A importância da educação prisional no Brasil
Enviada em 29/08/2022
Na obra cinematográfica “VIS a VIS”, série a qual representa a rotina de presidiárias em um centro de detenção, verifica-se a ausência de educação em regime prisional, do qual as detentas formam grandes gangs dentro do espaço de vivência. De maneira análoga a isso, no Brasil detém-se um cenário parecido nas prisões, sendo estas comandadas por figuras majoritárias (criminosos), fazendo da prisão um local de ameaça e propagação do crime. Nesse prisma, destacam-se dois aspectos importantes: a desobediência aos profissionais de segurança e o aumento do índice de criminalidade.
A priori, destaca-se a indisciplina diante dos profissionais, sendo estes coagidos e mitigados devido a imposição. Sob essa ótica, segundo estudos realizados pelo instituto Depen (Departamento Prisional Nacional), há, no Brasil, uma superlotação carcerária, da qual somatiza mais de 800 mil presos. Desse modo, é indubitável a reintegração social a eles, acoplada de fundamentação, a fim de proporcionar oportunidades ao retornarem à sociedade.

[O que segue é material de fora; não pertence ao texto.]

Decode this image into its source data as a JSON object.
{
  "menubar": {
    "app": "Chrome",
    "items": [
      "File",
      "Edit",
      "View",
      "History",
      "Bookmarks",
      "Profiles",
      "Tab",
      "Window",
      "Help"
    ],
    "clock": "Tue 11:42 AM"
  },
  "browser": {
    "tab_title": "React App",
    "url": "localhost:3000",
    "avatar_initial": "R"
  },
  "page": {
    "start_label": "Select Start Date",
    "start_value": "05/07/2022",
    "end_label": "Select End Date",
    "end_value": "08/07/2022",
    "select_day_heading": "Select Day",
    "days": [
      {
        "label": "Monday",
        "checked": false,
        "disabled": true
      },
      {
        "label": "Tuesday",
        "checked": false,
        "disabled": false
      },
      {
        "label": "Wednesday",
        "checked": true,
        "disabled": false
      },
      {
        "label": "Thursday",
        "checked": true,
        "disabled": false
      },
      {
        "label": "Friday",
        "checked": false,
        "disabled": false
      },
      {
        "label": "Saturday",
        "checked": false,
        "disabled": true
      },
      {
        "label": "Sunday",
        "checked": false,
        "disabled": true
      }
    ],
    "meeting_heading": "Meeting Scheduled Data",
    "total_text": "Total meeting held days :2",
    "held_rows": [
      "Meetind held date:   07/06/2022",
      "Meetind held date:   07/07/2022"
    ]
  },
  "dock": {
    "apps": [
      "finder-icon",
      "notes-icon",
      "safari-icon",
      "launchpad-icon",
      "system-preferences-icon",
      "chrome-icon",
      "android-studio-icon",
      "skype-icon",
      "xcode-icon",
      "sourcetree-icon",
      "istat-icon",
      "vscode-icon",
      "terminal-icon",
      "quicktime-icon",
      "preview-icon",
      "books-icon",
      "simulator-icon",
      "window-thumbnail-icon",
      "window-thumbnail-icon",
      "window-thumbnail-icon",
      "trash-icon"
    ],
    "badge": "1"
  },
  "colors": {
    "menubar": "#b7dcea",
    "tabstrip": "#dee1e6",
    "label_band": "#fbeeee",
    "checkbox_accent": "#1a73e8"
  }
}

A posteriori, verifica-se o aumento do índice de criminalidade, do qual acumula pessoas em prisões que se encontram em máxima ocupação. Dessa forma, assim como afirmado por Juan Jacques, renomado sociólogo, atos maléficos praticados rotineiramente, tendem a serem normalizados. Portanto, é fulcro que tal cenário não se torne realidade nas vivências carcerárias, pois aponta-se necessidade de combater tal atitude, uma vez que esta pode propagar a violência, se não contida.
Depreende-se, pois, a adoção de medidas que venham conter o avanço da violência nas prisões brasileiras. Portanto, cabe ao governo federal,
Departamento Prisional, instaurar métodos integrativos, por meio de recreação com ajuda de profissionais, a fim de possibilitar uma nova oportunidade de reinserção social. Somente assim, o Brasil conseguirá desmistificar as prisões como incertas e instáveis, possibilitando a todos um ambiente mais sólido e de reverdeço.